Famed for Cross Border Communication, Psychogeographic Walks, Text-in-Transit, and a number of other local projects, Broken City Lab, through the Art Gallery of Windsor has painted a message to airplanes, satellites and residents of tall buildings — a public art project — on the site of the future Downtown Windsor Aquatic Centre.

“AS OF 2011.09.21. WE ARE ALIVE & WELL”

Broken City Lab completed the writing, done in white paint, over the Labour Day Weekend in early September while planning the written date to coincide with the opening of the Art Gallery of Windsor’s Bienniel.

Each letter of the phrase is approximately 20×18 feet and covers an approximate square footage of 650-700 feet within the City of Windsor’s parking lots located just south of the Art Gallery.

Catherine Mastin, director of the AGW described the public art project as an avenue to make “a tremendous statement of collaboration between the City of Windsor and the visual arts”.  Mastin, in a letter to City Council in August ensured that the project wouldn’t interfere with normal parking lot operations and that Broken City Lab, under the direction of Justin Langlois, invites the project to be walked on and driven over.

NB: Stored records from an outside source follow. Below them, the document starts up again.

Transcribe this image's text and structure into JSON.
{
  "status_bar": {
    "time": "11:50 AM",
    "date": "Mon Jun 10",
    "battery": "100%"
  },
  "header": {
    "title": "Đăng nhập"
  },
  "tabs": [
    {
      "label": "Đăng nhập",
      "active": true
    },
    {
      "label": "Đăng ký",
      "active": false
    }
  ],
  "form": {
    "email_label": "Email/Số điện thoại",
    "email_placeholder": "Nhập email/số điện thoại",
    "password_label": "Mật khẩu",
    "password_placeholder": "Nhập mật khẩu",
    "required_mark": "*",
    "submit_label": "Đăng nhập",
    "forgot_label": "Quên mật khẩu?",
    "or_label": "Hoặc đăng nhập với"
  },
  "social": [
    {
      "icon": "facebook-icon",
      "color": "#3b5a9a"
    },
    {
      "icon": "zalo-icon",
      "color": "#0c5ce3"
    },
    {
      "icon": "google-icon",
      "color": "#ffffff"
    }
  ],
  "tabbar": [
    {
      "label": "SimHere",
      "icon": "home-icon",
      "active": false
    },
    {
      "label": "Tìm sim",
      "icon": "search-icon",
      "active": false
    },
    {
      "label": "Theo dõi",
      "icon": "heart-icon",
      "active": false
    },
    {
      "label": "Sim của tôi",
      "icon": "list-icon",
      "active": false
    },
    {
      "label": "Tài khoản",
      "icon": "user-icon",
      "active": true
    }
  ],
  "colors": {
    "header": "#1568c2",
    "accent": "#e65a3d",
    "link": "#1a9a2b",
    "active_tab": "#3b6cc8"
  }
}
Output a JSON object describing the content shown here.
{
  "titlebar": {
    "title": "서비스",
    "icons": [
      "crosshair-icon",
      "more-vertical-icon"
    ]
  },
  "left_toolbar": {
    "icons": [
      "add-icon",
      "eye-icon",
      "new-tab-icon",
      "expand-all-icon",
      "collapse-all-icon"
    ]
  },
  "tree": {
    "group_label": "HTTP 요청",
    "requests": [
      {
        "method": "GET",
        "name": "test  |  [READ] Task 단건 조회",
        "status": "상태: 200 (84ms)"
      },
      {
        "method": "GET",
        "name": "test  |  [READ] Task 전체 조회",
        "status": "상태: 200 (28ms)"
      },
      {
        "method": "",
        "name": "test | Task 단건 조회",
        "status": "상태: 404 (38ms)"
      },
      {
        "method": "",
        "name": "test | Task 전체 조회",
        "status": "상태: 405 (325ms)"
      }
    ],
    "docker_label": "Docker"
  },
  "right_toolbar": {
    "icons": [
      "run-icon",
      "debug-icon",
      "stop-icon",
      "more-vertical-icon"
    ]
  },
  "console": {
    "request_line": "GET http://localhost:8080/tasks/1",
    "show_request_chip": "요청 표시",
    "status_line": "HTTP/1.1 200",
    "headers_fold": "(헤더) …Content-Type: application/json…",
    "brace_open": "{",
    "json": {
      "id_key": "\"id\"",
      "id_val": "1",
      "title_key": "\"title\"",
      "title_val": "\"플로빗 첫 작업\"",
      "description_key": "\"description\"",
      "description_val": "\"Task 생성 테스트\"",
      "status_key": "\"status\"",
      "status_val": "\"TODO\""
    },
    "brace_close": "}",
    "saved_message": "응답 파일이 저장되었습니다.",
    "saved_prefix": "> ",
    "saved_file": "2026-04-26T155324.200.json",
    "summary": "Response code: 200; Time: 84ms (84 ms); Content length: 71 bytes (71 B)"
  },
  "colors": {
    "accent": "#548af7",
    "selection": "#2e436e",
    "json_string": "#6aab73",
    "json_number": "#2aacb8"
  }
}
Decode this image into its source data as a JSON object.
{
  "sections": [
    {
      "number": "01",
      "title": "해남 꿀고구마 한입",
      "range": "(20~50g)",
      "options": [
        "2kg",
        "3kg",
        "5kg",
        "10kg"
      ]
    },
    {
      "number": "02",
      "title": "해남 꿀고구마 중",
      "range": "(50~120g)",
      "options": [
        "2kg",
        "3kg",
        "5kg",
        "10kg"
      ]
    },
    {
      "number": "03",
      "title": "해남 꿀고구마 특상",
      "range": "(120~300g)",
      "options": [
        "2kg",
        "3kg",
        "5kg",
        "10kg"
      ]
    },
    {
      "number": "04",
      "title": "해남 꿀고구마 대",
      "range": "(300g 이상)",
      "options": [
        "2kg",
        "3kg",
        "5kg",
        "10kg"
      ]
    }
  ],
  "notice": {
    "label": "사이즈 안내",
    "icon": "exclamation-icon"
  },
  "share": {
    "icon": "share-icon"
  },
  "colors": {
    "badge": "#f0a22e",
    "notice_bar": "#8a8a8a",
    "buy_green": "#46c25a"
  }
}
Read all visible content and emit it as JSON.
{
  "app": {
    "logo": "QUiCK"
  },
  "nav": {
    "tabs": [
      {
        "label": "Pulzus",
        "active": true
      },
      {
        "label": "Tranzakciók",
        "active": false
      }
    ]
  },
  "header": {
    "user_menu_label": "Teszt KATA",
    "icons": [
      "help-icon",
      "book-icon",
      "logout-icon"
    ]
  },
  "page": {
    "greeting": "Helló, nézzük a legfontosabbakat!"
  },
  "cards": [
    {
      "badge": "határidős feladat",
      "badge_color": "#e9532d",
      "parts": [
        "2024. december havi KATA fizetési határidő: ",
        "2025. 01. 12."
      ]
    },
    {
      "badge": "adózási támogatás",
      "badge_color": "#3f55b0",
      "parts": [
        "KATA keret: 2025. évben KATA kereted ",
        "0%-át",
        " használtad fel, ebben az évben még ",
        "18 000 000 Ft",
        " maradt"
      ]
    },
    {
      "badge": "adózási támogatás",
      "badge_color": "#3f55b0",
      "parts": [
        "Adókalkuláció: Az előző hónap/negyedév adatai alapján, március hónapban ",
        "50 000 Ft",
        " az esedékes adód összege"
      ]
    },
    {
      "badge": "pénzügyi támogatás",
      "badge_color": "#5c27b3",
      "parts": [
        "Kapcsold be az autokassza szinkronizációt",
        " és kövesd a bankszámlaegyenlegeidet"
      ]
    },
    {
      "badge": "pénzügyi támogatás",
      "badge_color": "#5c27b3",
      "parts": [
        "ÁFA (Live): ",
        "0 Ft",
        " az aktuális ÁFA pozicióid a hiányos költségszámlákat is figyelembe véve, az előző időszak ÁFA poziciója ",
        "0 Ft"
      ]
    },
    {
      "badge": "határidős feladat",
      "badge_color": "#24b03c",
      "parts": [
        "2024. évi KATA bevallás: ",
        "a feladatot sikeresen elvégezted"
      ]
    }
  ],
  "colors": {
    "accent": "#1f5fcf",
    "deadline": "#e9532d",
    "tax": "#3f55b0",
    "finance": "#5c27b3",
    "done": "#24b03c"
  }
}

While described as an “unusual proposal”, the project would bring “art to the very feet of the people of this city and thus breaks down any traditional conceptions of art being contained to sacred spaces”.

The project is visible from gallery windows on the AGW’s upper floors, and if various online mapping websites such as Google Earth, Bing Maps or Yahoo Maps update their satellite photography between now and the end of the proposed project in early 2012, the project will be visible to the entire world.